Уже в 30-е годы XIX века традиционный порядок наследования знатью – таубиями – должности старшины юридически был запрещен, однако внедренное веками в сознание горца представление, что старшиной может быть только князь, изживалось сравнительно медленно. «В эпоху своей независимости, – отмечали В. Ф. Миллер и М. М. Ковалевский, – горские татары не знали других старшин, кроме старейших представителей княжеских династий. Они предводительствовали на войне и начальствовали во время мира». И далее они пишут, в частности, о таубиях Чегема Балкаруковых, которые «ни разу не утрачивали своего значения, и как последний отголосок всеобщего к ней (фамилии. – Л. М.) уважения в ауле можно привести факт, что наш хозяин (Миллер и Ковалевский были тогда гостями чегемского старшины. – А. М.) наследовал от недавно умершего отца звание выборного старшины...».
Теперь старшина становился как бы посредником между областным управлением и сельской общиной. Постоянно общаясь со старшинами и феодалами того или иного общества, царские чиновники, преследуя свои интересы, перехватывали у общины право выдвижения кандидатур. И теперь уже сходу они предлагали угодных своей политике людей, причем часто мало заботившихся об интересах жителей общества. Таким образом, избираемые старшины превращались в низшие слои чиновничьего аппарата, стоявшего на страже царского правительства.
Изменялась и форма материального обеспечения сельских старшин, теперь уже получавших, как представители низших административных чинов, жалованье. А выборность заключалась в том, что предварительно подобранную областным управлением кандидатуру утверждали общим голосованием на сельском сходе сроком на один, два, а то и три года.
Главной административной обязанностью старшины, читаем в материалах «Трудов», как руководителя местного органа управления являлось сообщение крестьянам о распоряжениях государственных властей и содействие в проведении их в жизнь, забота о жизненном функционировании общины, неприкосновенности частной собственности, межевых знаков собственности, контролирование деятельности своих помощников и судебных заседаний, своевременного взноса податей и денежных повинностей и сдачи их в царскую казну. Вместе со своими помощниками он следил за исправностью центральной дороги, мостов и оросительных канав, за порядком и дисциплиной в своих селах, выполнением различных общинных обязанностей. Членом сельского правления считался и специальный служитель – бегеуюл, исполнявший обязанности курьера, основной из которых было сообщение о сходе. Бегеуюл, как правило, был из наиболее бедных общинников. Ему платили незначительное жалованье и освобождали от налогов, которые раскладывались на общинников.

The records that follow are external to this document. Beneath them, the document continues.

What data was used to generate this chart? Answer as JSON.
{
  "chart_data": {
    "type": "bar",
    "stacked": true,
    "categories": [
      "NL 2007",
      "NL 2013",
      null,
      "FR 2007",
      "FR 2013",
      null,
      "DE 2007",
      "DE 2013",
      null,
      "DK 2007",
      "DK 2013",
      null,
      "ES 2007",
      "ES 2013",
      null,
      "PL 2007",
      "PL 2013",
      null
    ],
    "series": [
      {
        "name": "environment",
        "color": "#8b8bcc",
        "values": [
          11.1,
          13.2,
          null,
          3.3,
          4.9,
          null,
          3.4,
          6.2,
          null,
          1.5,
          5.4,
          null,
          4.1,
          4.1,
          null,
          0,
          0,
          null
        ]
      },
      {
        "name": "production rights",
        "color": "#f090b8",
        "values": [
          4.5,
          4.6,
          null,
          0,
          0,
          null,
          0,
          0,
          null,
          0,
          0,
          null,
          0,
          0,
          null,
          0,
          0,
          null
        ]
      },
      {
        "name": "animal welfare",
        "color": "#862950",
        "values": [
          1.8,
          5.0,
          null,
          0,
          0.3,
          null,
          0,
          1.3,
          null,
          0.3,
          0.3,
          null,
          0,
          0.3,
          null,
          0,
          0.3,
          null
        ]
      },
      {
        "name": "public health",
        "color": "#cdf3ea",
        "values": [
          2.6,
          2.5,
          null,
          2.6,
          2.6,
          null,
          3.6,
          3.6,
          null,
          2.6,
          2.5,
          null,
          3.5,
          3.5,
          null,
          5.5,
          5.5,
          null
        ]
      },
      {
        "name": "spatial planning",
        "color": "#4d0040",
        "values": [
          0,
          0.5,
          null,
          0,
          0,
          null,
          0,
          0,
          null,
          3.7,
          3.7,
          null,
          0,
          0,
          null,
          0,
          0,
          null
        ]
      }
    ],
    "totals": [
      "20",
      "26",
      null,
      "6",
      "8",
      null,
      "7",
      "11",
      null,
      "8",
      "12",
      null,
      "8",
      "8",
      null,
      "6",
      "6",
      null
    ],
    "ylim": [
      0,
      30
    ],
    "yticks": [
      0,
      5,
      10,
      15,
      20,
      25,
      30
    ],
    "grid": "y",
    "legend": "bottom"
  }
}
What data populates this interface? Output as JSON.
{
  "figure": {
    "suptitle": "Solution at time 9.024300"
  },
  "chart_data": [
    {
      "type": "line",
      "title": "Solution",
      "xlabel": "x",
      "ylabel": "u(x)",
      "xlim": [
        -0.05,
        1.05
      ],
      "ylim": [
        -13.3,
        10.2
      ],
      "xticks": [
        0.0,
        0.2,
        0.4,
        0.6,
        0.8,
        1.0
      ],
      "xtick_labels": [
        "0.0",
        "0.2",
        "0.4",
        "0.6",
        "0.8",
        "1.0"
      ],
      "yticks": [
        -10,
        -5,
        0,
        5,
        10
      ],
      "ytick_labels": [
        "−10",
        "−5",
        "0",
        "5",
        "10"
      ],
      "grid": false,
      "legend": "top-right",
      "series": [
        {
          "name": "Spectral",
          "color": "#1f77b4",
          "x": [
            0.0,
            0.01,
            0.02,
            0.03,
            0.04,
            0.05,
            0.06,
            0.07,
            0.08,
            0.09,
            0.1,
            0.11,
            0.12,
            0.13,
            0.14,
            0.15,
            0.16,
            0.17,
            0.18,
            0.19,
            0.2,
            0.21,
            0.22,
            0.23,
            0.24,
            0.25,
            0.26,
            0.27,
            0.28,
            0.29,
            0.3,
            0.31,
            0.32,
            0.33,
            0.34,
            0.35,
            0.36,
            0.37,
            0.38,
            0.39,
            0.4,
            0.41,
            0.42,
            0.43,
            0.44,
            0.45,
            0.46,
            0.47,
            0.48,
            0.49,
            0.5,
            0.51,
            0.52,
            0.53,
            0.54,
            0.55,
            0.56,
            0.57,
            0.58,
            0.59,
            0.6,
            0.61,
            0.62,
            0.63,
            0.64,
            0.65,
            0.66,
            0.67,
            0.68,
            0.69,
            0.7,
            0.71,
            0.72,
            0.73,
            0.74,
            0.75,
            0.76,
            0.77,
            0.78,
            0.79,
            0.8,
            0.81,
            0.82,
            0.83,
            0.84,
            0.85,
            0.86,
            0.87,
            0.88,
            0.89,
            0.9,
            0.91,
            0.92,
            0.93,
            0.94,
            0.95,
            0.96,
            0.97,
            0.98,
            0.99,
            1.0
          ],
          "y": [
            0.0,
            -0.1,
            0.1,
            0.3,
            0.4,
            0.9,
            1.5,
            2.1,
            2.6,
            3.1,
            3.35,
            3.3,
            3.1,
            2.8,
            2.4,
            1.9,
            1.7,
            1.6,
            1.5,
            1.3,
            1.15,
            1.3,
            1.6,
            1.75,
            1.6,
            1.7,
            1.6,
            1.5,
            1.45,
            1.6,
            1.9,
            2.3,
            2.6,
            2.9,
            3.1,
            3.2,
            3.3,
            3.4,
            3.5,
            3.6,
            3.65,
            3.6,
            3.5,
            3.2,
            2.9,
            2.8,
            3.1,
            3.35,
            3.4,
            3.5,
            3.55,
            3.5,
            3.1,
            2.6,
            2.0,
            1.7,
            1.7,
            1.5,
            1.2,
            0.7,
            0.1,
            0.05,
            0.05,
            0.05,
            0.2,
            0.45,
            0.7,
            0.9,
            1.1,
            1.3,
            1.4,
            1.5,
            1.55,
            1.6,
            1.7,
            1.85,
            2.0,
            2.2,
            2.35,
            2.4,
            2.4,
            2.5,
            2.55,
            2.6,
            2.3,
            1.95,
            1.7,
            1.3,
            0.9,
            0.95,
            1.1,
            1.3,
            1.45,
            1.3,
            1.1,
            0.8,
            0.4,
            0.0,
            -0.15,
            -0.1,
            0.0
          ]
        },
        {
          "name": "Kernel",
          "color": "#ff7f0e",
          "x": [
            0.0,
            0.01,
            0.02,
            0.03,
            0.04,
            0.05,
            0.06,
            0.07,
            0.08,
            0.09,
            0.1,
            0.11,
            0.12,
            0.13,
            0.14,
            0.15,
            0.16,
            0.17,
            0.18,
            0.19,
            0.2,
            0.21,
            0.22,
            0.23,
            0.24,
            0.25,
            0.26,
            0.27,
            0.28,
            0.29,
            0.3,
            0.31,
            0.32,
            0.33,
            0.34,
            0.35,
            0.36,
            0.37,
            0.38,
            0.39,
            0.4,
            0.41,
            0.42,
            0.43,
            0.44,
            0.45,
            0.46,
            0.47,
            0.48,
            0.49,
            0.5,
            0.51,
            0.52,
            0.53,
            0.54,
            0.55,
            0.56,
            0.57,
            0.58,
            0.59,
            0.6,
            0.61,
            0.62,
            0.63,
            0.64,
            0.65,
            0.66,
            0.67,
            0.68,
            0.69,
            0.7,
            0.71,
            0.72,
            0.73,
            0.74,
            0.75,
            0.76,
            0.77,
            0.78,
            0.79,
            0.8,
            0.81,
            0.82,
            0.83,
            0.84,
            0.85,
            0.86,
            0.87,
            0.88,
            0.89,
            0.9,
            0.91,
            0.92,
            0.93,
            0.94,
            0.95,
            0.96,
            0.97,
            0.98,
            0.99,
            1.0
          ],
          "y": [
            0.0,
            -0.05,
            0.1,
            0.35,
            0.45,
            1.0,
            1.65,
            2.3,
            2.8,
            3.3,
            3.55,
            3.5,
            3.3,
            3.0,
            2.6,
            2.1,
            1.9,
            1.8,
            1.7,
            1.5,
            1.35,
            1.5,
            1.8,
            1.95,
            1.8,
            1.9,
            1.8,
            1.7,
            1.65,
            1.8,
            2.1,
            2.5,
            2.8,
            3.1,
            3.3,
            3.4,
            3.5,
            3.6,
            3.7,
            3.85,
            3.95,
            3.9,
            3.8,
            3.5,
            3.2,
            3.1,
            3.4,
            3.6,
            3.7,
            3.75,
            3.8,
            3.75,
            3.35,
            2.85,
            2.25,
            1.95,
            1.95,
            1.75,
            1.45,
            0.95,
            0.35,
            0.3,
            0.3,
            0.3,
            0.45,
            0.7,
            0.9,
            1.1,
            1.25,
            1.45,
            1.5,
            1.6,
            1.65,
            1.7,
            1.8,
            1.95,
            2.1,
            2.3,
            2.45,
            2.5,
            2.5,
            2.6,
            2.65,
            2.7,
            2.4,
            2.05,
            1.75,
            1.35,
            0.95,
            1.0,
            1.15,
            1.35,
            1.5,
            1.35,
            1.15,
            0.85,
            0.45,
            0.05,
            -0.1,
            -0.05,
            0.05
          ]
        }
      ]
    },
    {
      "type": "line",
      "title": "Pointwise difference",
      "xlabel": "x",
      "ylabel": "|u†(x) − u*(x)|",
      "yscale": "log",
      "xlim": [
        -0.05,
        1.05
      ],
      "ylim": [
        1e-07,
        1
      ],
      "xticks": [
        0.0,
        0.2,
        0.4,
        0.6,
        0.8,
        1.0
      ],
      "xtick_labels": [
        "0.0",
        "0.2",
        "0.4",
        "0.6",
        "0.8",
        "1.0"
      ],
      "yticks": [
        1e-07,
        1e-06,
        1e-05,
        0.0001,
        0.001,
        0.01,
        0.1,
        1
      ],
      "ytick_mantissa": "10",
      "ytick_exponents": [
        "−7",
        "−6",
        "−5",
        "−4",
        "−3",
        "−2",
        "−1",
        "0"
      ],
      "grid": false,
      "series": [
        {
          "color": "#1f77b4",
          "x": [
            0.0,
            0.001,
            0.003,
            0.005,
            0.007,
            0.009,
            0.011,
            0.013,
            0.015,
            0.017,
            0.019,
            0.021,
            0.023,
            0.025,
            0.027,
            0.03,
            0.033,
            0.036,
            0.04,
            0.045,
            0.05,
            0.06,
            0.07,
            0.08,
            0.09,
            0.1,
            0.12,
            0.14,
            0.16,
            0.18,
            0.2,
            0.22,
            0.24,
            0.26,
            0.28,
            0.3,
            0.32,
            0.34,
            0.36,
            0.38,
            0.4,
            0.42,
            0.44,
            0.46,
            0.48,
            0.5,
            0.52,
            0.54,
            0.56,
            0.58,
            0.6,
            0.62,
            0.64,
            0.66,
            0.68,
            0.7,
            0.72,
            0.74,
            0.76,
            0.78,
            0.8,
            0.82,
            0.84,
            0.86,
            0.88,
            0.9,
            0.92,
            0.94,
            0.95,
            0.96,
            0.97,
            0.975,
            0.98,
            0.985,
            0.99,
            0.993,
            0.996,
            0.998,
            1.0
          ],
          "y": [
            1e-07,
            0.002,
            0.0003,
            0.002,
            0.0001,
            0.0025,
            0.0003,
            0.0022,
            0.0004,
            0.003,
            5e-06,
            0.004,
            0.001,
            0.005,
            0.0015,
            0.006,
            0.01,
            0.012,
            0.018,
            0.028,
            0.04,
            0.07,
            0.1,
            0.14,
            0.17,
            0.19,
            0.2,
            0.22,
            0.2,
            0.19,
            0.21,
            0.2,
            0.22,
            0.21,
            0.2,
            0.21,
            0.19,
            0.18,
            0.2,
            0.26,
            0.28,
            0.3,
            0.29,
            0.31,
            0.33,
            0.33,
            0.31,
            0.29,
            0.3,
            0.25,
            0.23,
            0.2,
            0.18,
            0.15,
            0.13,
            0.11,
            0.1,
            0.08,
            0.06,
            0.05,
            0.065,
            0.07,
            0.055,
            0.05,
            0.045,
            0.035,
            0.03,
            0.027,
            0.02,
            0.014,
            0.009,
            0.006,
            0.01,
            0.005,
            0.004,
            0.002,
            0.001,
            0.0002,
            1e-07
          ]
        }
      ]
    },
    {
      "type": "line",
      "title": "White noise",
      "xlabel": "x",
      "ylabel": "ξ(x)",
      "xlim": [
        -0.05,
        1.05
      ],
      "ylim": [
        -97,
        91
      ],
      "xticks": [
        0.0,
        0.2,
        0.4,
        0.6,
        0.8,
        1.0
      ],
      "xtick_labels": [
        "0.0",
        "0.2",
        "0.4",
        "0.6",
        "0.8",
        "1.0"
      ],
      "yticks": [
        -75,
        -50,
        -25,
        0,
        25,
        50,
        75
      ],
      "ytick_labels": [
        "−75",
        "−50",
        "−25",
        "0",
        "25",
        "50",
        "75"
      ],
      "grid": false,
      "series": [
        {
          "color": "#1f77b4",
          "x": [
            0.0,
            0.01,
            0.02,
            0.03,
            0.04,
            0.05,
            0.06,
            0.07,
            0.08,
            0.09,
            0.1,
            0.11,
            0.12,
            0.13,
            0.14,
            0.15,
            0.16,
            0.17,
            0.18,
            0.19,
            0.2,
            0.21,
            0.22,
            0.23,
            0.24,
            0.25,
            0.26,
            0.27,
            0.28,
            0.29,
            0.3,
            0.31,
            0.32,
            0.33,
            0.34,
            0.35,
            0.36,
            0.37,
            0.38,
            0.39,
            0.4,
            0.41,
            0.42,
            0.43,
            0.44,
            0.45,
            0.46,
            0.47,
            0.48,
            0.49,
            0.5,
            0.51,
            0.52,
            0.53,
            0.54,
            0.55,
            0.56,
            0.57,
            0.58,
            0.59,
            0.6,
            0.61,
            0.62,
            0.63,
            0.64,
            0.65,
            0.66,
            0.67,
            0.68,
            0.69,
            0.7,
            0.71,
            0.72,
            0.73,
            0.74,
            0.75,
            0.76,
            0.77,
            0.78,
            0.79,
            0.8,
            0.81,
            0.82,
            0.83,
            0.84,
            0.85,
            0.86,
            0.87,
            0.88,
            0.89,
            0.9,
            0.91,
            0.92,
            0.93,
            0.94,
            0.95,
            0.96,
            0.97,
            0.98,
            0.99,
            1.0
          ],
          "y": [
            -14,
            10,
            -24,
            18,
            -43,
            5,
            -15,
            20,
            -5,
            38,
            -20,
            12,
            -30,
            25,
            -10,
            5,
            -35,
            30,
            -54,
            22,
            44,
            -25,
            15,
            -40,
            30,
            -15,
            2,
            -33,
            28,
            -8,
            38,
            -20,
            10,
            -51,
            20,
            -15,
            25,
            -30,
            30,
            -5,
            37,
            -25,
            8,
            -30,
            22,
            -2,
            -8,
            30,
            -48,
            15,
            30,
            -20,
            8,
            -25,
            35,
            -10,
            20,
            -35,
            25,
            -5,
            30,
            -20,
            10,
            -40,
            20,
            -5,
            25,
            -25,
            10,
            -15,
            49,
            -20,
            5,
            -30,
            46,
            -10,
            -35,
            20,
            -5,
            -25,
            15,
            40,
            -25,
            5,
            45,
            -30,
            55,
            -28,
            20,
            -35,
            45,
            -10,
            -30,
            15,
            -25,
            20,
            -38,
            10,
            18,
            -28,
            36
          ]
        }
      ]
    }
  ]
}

Старшина и его помощники сообща обсуждали дела, касавшиеся бюджета и финансов общины, раскладки налогов по отдельным хозяйствам, использования общинного имущества, строительства и ремонта различных сооружений, принятия новых членов в состав общины, выдачи свидетельства на увольнение из общества, разрешения на поездку в город или соседнее ущелье. Члены сельского правления, на которых лежали и полицейские обязанности, несли ответственность за поимку виновников преступления, исполнение решения судебных учреждений и приговоров сельских судов, нередко участвовали в примирении кровников и спорных разделах больших семей.
Высшим органом каждой сельской общины считалось общесельское собрание – тёре, но в реальности, как считали члены комиссии, эта власть в позднее время носила больше номинальный характер. Общинное управление как форма народного правления начало исчерпывать себя уже после превращения военной и родовой знати в феодальную, причем уже тогда сельские сходы потеряли значительные демократические привилегии, что еще более усугубилось дальнейшей классовой дифференциацией и получило окончательную окраску, попав под непосредственный контроль царской администрации. Участие в нем традиционно принимали главы семей – домохозяева, поскольку полноправными представителями от семей могли быть только они. Только им, как основным собственникам общесемейного имущества, ответственным за жизнь, поведение и поступки членов своих семей, предоставлялось право выступать на сходе. Исследователь карачаевского народа Борис Всеволодович Миллер, еще будучи студентом юридического факультета Московского университета, писал, что «через свою главу входит в сношения с местным начальником (он имел в виду члена семьи. – А. М.), аульными властями; с ним имеют дело сборщики податей, падающих на целый двор...». Убедительное свидетельство тому – следующий порядок, сообщенный автору книги информатором сел. Герпегеж Афоем Кучмезовым: «Если кого-либо обвиняли на сходе, а он отсутствовал, это еще как-то воспринималось снисходительно, но если кто-либо из глав семейств не являлся на сход при решении важного для каждого тукума вопроса, его осуждали».